Snowden a quitté l'ex-colonie britannique, où il s'était réfugié, et s'est envolé pour Moscou, mais n'est pas ensuite monté à bord d'un vol pour Cuba, contrairement à ce qui était prévu. Ses faits et gestes demeurent un mystère.

Le fondateur de l'organisation WikiLeaks, Julian Assange, a dit ne pas vouloir entrer dans les détails à propos de l'endroit où se trouvait Snowden, mais a assuré qu'il était en sécurité.

Snowden a demandé l'asile en Équateur, en Islande, et possiblement dans d'autres pays, a dit M. Assange.

Interrogé à savoir s'il était confiant que les Russes expulseraient Snowden, le président Obama a déclaré que «ce que nous savons, c'est que nous utilisons tous les canaux appropriés, et travaillons avec plusieurs autres pays pour nous assurer que les lois sont respectées».

Au cours de la fin de semaine, la sénatrice Dianne Feinstein, présidente du comité sénatorial sur le renseignement, a déclaré que Snowden pourrait posséder encore près de 200 documents secrets.
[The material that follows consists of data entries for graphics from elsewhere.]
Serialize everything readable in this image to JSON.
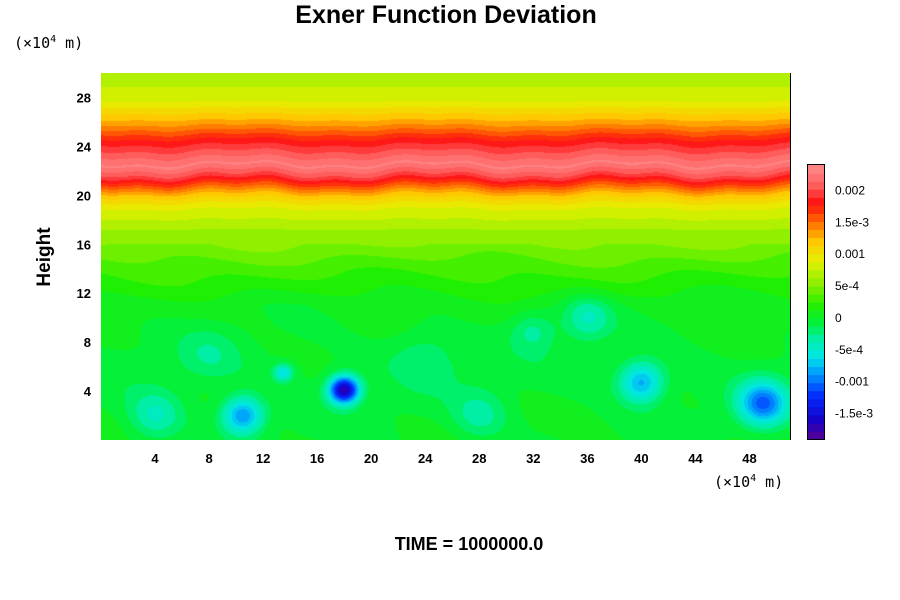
{
  "chart_data": {
    "type": "heatmap",
    "subtype": "filled-contour",
    "title": "Exner Function Deviation",
    "xlabel": "",
    "ylabel": "Height",
    "x_unit": "(×10⁴ m)",
    "y_unit": "(×10⁴ m)",
    "x_unit_base": "(×10",
    "x_unit_exp": "4",
    "x_unit_tail": " m)",
    "y_unit_base": "(×10",
    "y_unit_exp": "4",
    "y_unit_tail": " m)",
    "xlim": [
      0,
      51
    ],
    "ylim": [
      0,
      30
    ],
    "xticks": [
      4,
      8,
      12,
      16,
      20,
      24,
      28,
      32,
      36,
      40,
      44,
      48
    ],
    "yticks": [
      4,
      8,
      12,
      16,
      20,
      24,
      28
    ],
    "colorbar": {
      "min": -0.0019,
      "max": 0.0024,
      "ticks": [
        {
          "value": 0.002,
          "label": "0.002"
        },
        {
          "value": 0.0015,
          "label": "1.5e-3"
        },
        {
          "value": 0.001,
          "label": "0.001"
        },
        {
          "value": 0.0005,
          "label": "5e-4"
        },
        {
          "value": 0,
          "label": "0"
        },
        {
          "value": -0.0005,
          "label": "-5e-4"
        },
        {
          "value": -0.001,
          "label": "-0.001"
        },
        {
          "value": -0.0015,
          "label": "-1.5e-3"
        }
      ],
      "stops": [
        {
          "value": -0.0019,
          "color": "#5a0090"
        },
        {
          "value": -0.0016,
          "color": "#1800c8"
        },
        {
          "value": -0.0012,
          "color": "#0030ff"
        },
        {
          "value": -0.0009,
          "color": "#0090ff"
        },
        {
          "value": -0.0006,
          "color": "#00e6e6"
        },
        {
          "value": -0.0003,
          "color": "#00f0a0"
        },
        {
          "value": -0.0001,
          "color": "#00f040"
        },
        {
          "value": 0.0002,
          "color": "#20f000"
        },
        {
          "value": 0.0005,
          "color": "#80f000"
        },
        {
          "value": 0.0009,
          "color": "#e6f000"
        },
        {
          "value": 0.0012,
          "color": "#ffc800"
        },
        {
          "value": 0.0015,
          "color": "#ff7000"
        },
        {
          "value": 0.0018,
          "color": "#ff1010"
        },
        {
          "value": 0.0021,
          "color": "#ff6060"
        },
        {
          "value": 0.0024,
          "color": "#ff8c8c"
        }
      ]
    },
    "layers": [
      {
        "y": 0,
        "value": 0.0
      },
      {
        "y": 6,
        "value": -5e-05
      },
      {
        "y": 11,
        "value": 5e-05
      },
      {
        "y": 14,
        "value": 0.0003
      },
      {
        "y": 17,
        "value": 0.0006
      },
      {
        "y": 19,
        "value": 0.0009
      },
      {
        "y": 20,
        "value": 0.0012
      },
      {
        "y": 21,
        "value": 0.0017
      },
      {
        "y": 21.6,
        "value": 0.002
      },
      {
        "y": 22.5,
        "value": 0.0023
      },
      {
        "y": 23.3,
        "value": 0.0021
      },
      {
        "y": 24.5,
        "value": 0.0018
      },
      {
        "y": 26,
        "value": 0.0013
      },
      {
        "y": 28,
        "value": 0.0008
      },
      {
        "y": 30,
        "value": 0.0007
      }
    ],
    "features": [
      {
        "x": 10.5,
        "y": 2.0,
        "value": -0.0009,
        "radius": 1.5
      },
      {
        "x": 18.0,
        "y": 4.1,
        "value": -0.0017,
        "radius": 1.1
      },
      {
        "x": 40.0,
        "y": 4.7,
        "value": -0.0008,
        "radius": 1.6
      },
      {
        "x": 49.0,
        "y": 3.0,
        "value": -0.001,
        "radius": 1.8
      },
      {
        "x": 13.5,
        "y": 5.5,
        "value": -0.0006,
        "radius": 0.7
      },
      {
        "x": 4.0,
        "y": 2.0,
        "value": -0.0004,
        "radius": 2.0
      },
      {
        "x": 28.0,
        "y": 2.0,
        "value": -0.0003,
        "radius": 2.0
      },
      {
        "x": 36.0,
        "y": 10.0,
        "value": -0.0004,
        "radius": 1.8
      },
      {
        "x": 32.0,
        "y": 9.0,
        "value": -0.0003,
        "radius": 1.6
      },
      {
        "x": 24.0,
        "y": 7.0,
        "value": -0.0002,
        "radius": 2.5
      },
      {
        "x": 8.0,
        "y": 7.0,
        "value": -0.0002,
        "radius": 2.2
      }
    ],
    "footer": "TIME = 1000000.0"
  }
}
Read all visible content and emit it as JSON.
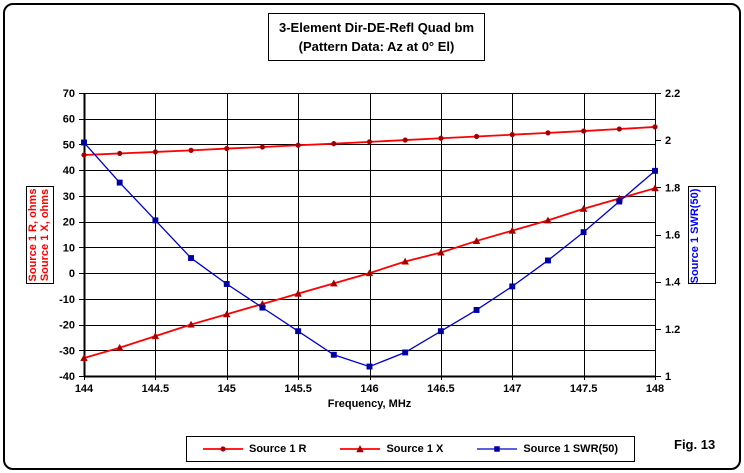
{
  "figure": {
    "label": "Fig. 13"
  },
  "title": {
    "line1": "3-Element Dir-DE-Refl Quad bm",
    "line2": "(Pattern Data: Az at 0° El)"
  },
  "axes": {
    "x": {
      "label": "Frequency, MHz",
      "ticks": [
        "144",
        "144.5",
        "145",
        "145.5",
        "146",
        "146.5",
        "147",
        "147.5",
        "148"
      ],
      "min": 144,
      "max": 148
    },
    "y_left": {
      "label_line1": "Source 1 R, ohms",
      "label_line2": "Source 1 X, ohms",
      "color": "#ff0000",
      "ticks": [
        "70",
        "60",
        "50",
        "40",
        "30",
        "20",
        "10",
        "0",
        "-10",
        "-20",
        "-30",
        "-40"
      ],
      "min": -40,
      "max": 70
    },
    "y_right": {
      "label": "Source 1 SWR(50)",
      "color": "#0000ff",
      "ticks": [
        "2.2",
        "2",
        "1.8",
        "1.6",
        "1.4",
        "1.2",
        "1"
      ],
      "min": 1,
      "max": 2.2
    }
  },
  "legend": {
    "items": [
      {
        "label": "Source 1 R",
        "marker": "circle",
        "line_color": "#ff0000",
        "marker_color": "#990000"
      },
      {
        "label": "Source 1 X",
        "marker": "triangle",
        "line_color": "#ff0000",
        "marker_color": "#990000"
      },
      {
        "label": "Source 1 SWR(50)",
        "marker": "square",
        "line_color": "#0000cc",
        "marker_color": "#000099"
      }
    ]
  },
  "chart_data": {
    "type": "line",
    "title": "3-Element Dir-DE-Refl Quad bm (Pattern Data: Az at 0° El)",
    "xlabel": "Frequency, MHz",
    "ylabel_left": "Source 1 R, ohms / Source 1 X, ohms",
    "ylabel_right": "Source 1 SWR(50)",
    "xlim": [
      144,
      148
    ],
    "ylim_left": [
      -40,
      70
    ],
    "ylim_right": [
      1,
      2.2
    ],
    "grid": true,
    "legend_position": "bottom",
    "x": [
      144,
      144.25,
      144.5,
      144.75,
      145,
      145.25,
      145.5,
      145.75,
      146,
      146.25,
      146.5,
      146.75,
      147,
      147.25,
      147.5,
      147.75,
      148
    ],
    "series": [
      {
        "name": "Source 1 R",
        "axis": "left",
        "units": "ohms",
        "line_color": "#ff0000",
        "marker": "circle",
        "marker_color": "#990000",
        "values": [
          45.9,
          46.5,
          47.1,
          47.7,
          48.4,
          49.0,
          49.7,
          50.3,
          51.0,
          51.7,
          52.4,
          53.1,
          53.8,
          54.5,
          55.2,
          56.0,
          56.8
        ]
      },
      {
        "name": "Source 1 X",
        "axis": "left",
        "units": "ohms",
        "line_color": "#ff0000",
        "marker": "triangle",
        "marker_color": "#990000",
        "values": [
          -33,
          -29,
          -24.5,
          -20,
          -16,
          -12,
          -8,
          -4,
          0,
          4.5,
          8,
          12.5,
          16.5,
          20.5,
          25,
          29,
          33
        ]
      },
      {
        "name": "Source 1 SWR(50)",
        "axis": "right",
        "units": "ratio",
        "line_color": "#0000cc",
        "marker": "square",
        "marker_color": "#000099",
        "values": [
          1.99,
          1.82,
          1.66,
          1.5,
          1.39,
          1.29,
          1.19,
          1.09,
          1.04,
          1.1,
          1.19,
          1.28,
          1.38,
          1.49,
          1.61,
          1.74,
          1.87
        ]
      }
    ]
  }
}
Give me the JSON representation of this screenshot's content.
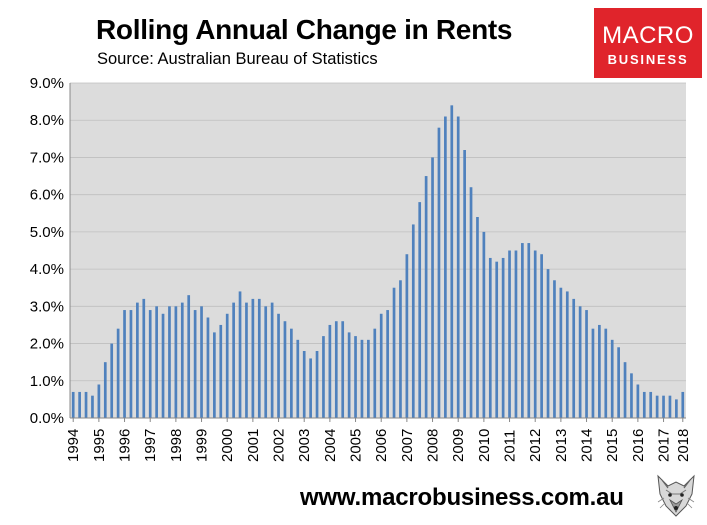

Aux yeux du porte-parole Jay Carney, le refus de Hong Kong d'aller de l'avant avec la demande d'extradition américaine «était un choix délibéré, par le gouvernement, de laisser partir un fugitif, malgré un mandat d'arrestation valide, et cette décision a indubitablement un impact négatif sur les relations sino-américaines».

Les deux approches diplomatiques — dureté avec la Chine, ouverture avec les Russes — survient quelques jours seulement après que M. Obama eut rencontré séparément les leaders de ces pays pour tenter de combler certains fossés dans les principaux différends qui les opposent.

Une représentante de la compagnie aérienne Aeroflot a révélé sous le couvert de l'anonymat, plus tôt lundi, que l'ancien employé d'un sous-traitant de la NSA n'avait pas pris le vol SU150 à destination de la capitale cubaine.

Citant une source au sein des forces de sécurité russes, l'agence de presse Interfax a également indiqué que le jeune homme de 29 ans n'était pas monté dans l'avion.

Lundi, toujours, Aeroflot avait confirmé que M. Snowden s'était enregistré pour le vol en utilisant son passeport américain, que les États-Unis affirment avoir révoqué.

Après avoir passé la nuit à l'aéroport de la capitale russe, l'Américain, qui a admis avoir divulgué des documents confidentiels à des médias, devait s'envoler vers Cuba puis vers le Venezuela, avant de se rendre en Équateur.

Selon des analystes, il était probable que les Russes ont interrogé Snowden, curieux d'en apprendre le plus possible sur ce qu'il savait à propos de l'espionnage électronique américain contre Moscou.

Snowden, qui a aussi travaillé comme technicien pour la CIA, a fui la Chine afin d'empêcher les États-Unis d'obtenir son extradition pour espionnage.

Edward Snowden a fourni des documents à The Guardian et au Washington Post au sujet des vastes programmes de surveillance permettant au gouvernement américain de recueillir un nombre important de données téléphoniques et électroniques au nom de la sécurité nationale.